To capitalise on the hostility, the DPJ proposed its own alternative. Rather than raised pension premiums and cut benefits, the opposition called for a rise in the country’s consumption tax, first introduced in 1989, from 3 to 5 percent to fund the pension scheme shortfalls.
The consumption tax, however, is just as hated as the pension payments. Either way it means increasing the hardship on working class families, students, the unemployed and the poor in Japan whose living standards have been decimated after a decade of economic decline, corporate restructuring and job destruction.
A recent poll by the Kyodo News showed that 67.7 percent of people were opposed to the pension reform bills following the revelations of non-payment by many politicians. Some 78.9 percent of respondents said they want all parliamentarians to disclose details of their payment of mandatory pension dues.
The amendments were finally passed in the lower house of the parliament on May 11 and are expected to be presented to the upper house in early June. But the scandal could claim further political scalps. The Yomiuri Shimbun newspaper alleges that as many as 118 lawmakers have failed to make pension contributions.
Prime Minister Koizumi has revealed that he had not paid into the pension scheme for a total of six years and 11 months, although this was prior to the pension scheme being made mandatory in 1986. According to a nationwide survey in the Asahi Shimbun in mid-May, support for the government slipped by 5 percent over the previous month to 45 percent.

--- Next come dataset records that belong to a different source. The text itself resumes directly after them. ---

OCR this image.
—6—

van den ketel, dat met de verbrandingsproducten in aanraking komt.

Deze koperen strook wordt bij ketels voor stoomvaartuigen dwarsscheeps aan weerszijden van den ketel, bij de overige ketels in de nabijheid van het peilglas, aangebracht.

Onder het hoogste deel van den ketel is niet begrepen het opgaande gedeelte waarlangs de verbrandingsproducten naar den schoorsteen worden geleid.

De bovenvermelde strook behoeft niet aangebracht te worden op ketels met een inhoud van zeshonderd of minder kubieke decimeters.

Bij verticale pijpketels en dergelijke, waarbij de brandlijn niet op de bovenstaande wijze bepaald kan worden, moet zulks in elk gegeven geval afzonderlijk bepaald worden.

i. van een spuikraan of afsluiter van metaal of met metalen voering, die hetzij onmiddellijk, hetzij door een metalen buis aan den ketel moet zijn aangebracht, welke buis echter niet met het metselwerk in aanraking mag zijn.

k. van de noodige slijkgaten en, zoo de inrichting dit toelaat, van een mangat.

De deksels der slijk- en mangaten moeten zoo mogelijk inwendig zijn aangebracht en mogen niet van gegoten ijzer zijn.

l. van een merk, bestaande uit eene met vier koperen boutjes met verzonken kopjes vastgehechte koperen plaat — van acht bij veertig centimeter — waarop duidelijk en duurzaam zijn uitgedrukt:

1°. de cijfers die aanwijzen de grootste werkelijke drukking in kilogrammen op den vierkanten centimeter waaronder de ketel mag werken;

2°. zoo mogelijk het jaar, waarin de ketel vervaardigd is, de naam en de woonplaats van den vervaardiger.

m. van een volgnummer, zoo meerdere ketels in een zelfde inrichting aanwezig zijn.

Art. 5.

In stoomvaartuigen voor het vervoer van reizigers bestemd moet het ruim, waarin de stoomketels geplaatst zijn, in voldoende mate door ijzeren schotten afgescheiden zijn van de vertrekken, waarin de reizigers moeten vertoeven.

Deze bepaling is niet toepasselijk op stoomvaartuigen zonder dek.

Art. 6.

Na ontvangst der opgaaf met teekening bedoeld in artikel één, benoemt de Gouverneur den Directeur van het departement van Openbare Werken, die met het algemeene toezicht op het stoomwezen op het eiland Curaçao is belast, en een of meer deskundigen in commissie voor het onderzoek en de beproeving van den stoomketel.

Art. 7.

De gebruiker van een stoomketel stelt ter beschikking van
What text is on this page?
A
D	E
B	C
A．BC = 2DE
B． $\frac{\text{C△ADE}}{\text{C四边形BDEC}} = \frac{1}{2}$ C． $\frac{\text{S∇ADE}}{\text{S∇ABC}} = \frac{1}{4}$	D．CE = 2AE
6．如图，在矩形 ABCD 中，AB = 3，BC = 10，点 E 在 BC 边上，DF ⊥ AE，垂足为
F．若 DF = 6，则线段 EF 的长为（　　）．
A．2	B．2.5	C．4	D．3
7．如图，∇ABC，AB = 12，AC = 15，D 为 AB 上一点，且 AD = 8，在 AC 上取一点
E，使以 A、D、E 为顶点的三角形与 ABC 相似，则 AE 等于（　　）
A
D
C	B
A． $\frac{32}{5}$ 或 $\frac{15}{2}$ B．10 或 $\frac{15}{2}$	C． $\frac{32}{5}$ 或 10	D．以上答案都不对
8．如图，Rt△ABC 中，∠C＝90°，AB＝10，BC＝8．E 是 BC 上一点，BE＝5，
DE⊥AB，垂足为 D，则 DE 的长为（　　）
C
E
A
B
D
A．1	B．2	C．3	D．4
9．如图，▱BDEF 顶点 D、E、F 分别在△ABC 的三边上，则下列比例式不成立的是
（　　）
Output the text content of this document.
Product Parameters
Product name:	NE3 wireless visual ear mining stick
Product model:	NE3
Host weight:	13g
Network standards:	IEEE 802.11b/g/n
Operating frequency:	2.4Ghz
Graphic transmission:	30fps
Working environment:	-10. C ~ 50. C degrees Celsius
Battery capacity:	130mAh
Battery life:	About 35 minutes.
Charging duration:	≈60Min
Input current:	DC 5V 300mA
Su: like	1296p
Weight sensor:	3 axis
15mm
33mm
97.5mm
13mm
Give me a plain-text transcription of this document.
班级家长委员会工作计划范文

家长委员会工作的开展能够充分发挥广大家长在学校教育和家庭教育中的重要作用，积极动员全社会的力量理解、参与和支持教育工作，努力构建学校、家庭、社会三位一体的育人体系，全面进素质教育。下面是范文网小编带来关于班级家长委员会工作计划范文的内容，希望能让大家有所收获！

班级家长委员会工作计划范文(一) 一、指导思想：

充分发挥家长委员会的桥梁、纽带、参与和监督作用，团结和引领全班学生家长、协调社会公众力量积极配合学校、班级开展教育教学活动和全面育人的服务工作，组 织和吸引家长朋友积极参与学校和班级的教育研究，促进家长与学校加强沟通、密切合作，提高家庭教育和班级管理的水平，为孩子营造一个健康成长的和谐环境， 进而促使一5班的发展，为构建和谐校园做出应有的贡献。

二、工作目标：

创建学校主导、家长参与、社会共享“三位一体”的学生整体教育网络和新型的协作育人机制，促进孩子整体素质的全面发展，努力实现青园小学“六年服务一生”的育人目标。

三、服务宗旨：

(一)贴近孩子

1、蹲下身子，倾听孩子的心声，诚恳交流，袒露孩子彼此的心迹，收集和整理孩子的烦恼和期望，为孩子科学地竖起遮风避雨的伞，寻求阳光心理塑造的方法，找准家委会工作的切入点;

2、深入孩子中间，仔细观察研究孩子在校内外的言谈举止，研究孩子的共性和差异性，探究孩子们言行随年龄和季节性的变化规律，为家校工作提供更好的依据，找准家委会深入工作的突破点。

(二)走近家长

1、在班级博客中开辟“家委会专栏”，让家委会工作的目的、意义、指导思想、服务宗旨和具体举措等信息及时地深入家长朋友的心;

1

The opposition is also under pressure. Ichiro Ozawa, who initially agreed to take over the DPJ leadership, was compelled to decline the offer after it was discovered that he was also a non-payer. The top DPJ job was eventually taken over by Katsuya Okada, the party’s general secretary. His main qualification appears to be that he has religiously made all of his payments into the pension scheme.
Commenting on the sensitive character of the issue, Naohiro Yashiro, president of the Japan Centre for Economic Research, told the Guardian that the scheme was a dinosaur. “[W]e can’t afford it now; we can’t feed the dinosaur any more. Younger generations will sooner or later launch a coup d’etat because they cannot bear the increasing burden. We don’t know when that will happen, but this is a time-bomb that is sure to explode.”
The scandal is a symptom of broader dissatisfaction being fueled not only by economic uncertainty, but also by hostility to reemerging Japanese militarism. A series of polls have registered the opposition of a majority to the dispatch of Japanese troops to Iraq. This hostility to the government, however, has not translated into support for opposition parties and politicians whose policies are not fundamentally different.
The latest national elections last November continued the trend of falling voter participation and support for independents. Voter turnout dropped by nearly 3 percent from the 2000 election to 60 percent last year. While the DPJ made some gains at the expense of the ruling LDP and its allies, the current scandal has undermined its support. The Social Democratic Party and Communist Party both lost seats.
A similar result is likely in the forthcoming upper house election. With no other alternative, many people will simply not bother to vote at all.